The anti-globalization movement ended their week of protests against the World Trade Organization with a last large demonstration. After a night of battles with the police, protests on the closing day of the conference were peaceful.
The mass rally on the closing day of the World Trade Organization conference ended peacefully at a demonstration area close to where trade negotiators were meeting for final talks.
About 5,000 demonstrators marched through the streets of Hong Kong to protest WTO trade rules, which they say hurt the world's poor.
After a few hours of singing and chanting at the protest site, most of the activists dispersed peacefully.
They left behind more than 100 South Korean farmers and their supporters. They were singing and shouting slogans, demanding the release of their compatriots who had been arrested earlier in the day.
Police took more than 900 people, most of them South Koreans, to a prison in central Hong Kong, after Saturday's protest rally turned violent.
In that protest, Hong Kong police used tear gas, pepper spray and water hoses to hold back protesters, left close to 100 people injured, more than a third of them police officers. The most aggressive protesters were South Koreans, who made battering rams with steel barricades and charged at police, in an attempt to reach the convention center where the WTO delegates were meeting.
Mabel Au is with the Hong Kong's People's Alliance against the WTO, a local group that organized this week's protests. She feels Hong Kong police overreacted on Saturday.

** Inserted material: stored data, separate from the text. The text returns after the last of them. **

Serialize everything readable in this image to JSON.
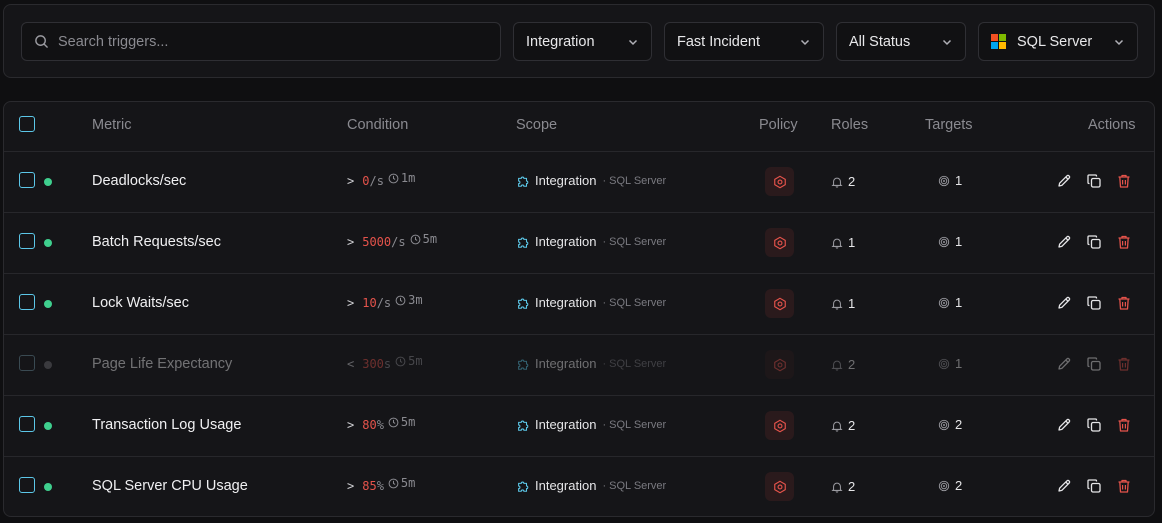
{
  "filters": {
    "search_placeholder": "Search triggers...",
    "type": "Integration",
    "policy": "Fast Incident",
    "status": "All Status",
    "integration": "SQL Server"
  },
  "table": {
    "headers": {
      "metric": "Metric",
      "condition": "Condition",
      "scope": "Scope",
      "policy": "Policy",
      "roles": "Roles",
      "targets": "Targets",
      "actions": "Actions"
    },
    "rows": [
      {
        "metric": "Deadlocks/sec",
        "op": ">",
        "value": "0",
        "unit": "/s",
        "duration": "1m",
        "scope": "Integration",
        "scope_sub": "· SQL Server",
        "roles": "2",
        "targets": "1",
        "active": true
      },
      {
        "metric": "Batch Requests/sec",
        "op": ">",
        "value": "5000",
        "unit": "/s",
        "duration": "5m",
        "scope": "Integration",
        "scope_sub": "· SQL Server",
        "roles": "1",
        "targets": "1",
        "active": true
      },
      {
        "metric": "Lock Waits/sec",
        "op": ">",
        "value": "10",
        "unit": "/s",
        "duration": "3m",
        "scope": "Integration",
        "scope_sub": "· SQL Server",
        "roles": "1",
        "targets": "1",
        "active": true
      },
      {
        "metric": "Page Life Expectancy",
        "op": "<",
        "value": "300",
        "unit": "s",
        "duration": "5m",
        "scope": "Integration",
        "scope_sub": "· SQL Server",
        "roles": "2",
        "targets": "1",
        "active": false
      },
      {
        "metric": "Transaction Log Usage",
        "op": ">",
        "value": "80",
        "unit": "%",
        "duration": "5m",
        "scope": "Integration",
        "scope_sub": "· SQL Server",
        "roles": "2",
        "targets": "2",
        "active": true
      },
      {
        "metric": "SQL Server CPU Usage",
        "op": ">",
        "value": "85",
        "unit": "%",
        "duration": "5m",
        "scope": "Integration",
        "scope_sub": "· SQL Server",
        "roles": "2",
        "targets": "2",
        "active": true
      }
    ]
  },
  "colors": {
    "accent_checkbox": "#5cc7e8",
    "active_dot": "#3fcf8e",
    "danger": "#e5534b"
  }
}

"The Hong Kong police made us very disappointed, because [of] the overwhelming usage of pepper spray and tear gas," she explained. "There is no warning to protesters, to public, to the reporters. [They] made everybody suffer from the tear gas. We really think it is unacceptable."
Unlike the 1999 WTO conference in Seattle, where rioting protesters did millions of dollars of damage to businesses and buildings, the Hong Kong protesters caused little property damage. Their most damaging attack involved spray-painting anti-WTO and anti-United States slogans on the walls of the U.S. Consulate General building, but even that was so limited that a day later all the graffiti was cleaned up.
Many people in Hong Kong appear to sympathize with the South Korean farmers, who oppose opening their country to rice imports. A number of locals brought them food supplies and cheered them on as they were marching on Sunday.
"We came to support them," said one protester. "We know they suffer. I respect them. They are strong and determined."
The South Koreans appeared to dominate the protest events during the week, in part because of their reputation for violent action at other trade meetings. Thousands of protesters from much poorer countries seemed to be inspired by the farmers from a country that has grown very wealthy by selling its manufactured goods to the world, but tightly protects its agricultural markets.
The South Korean's many media-savvy stunts, which included several scuffles with police, the burning of a coffin and a mass jump into Hong Kong's icy, polluted harbor shaped the public's perception of the protest movement's activities this week.
Most of the events were peaceful, colorful and thoughtful. Several thousand farmers, migrants, workers and women groups - mostly from developing countries in Asia - came to Hong Kong to tell the world about the harm they think liberalized trade does to their lives and communities.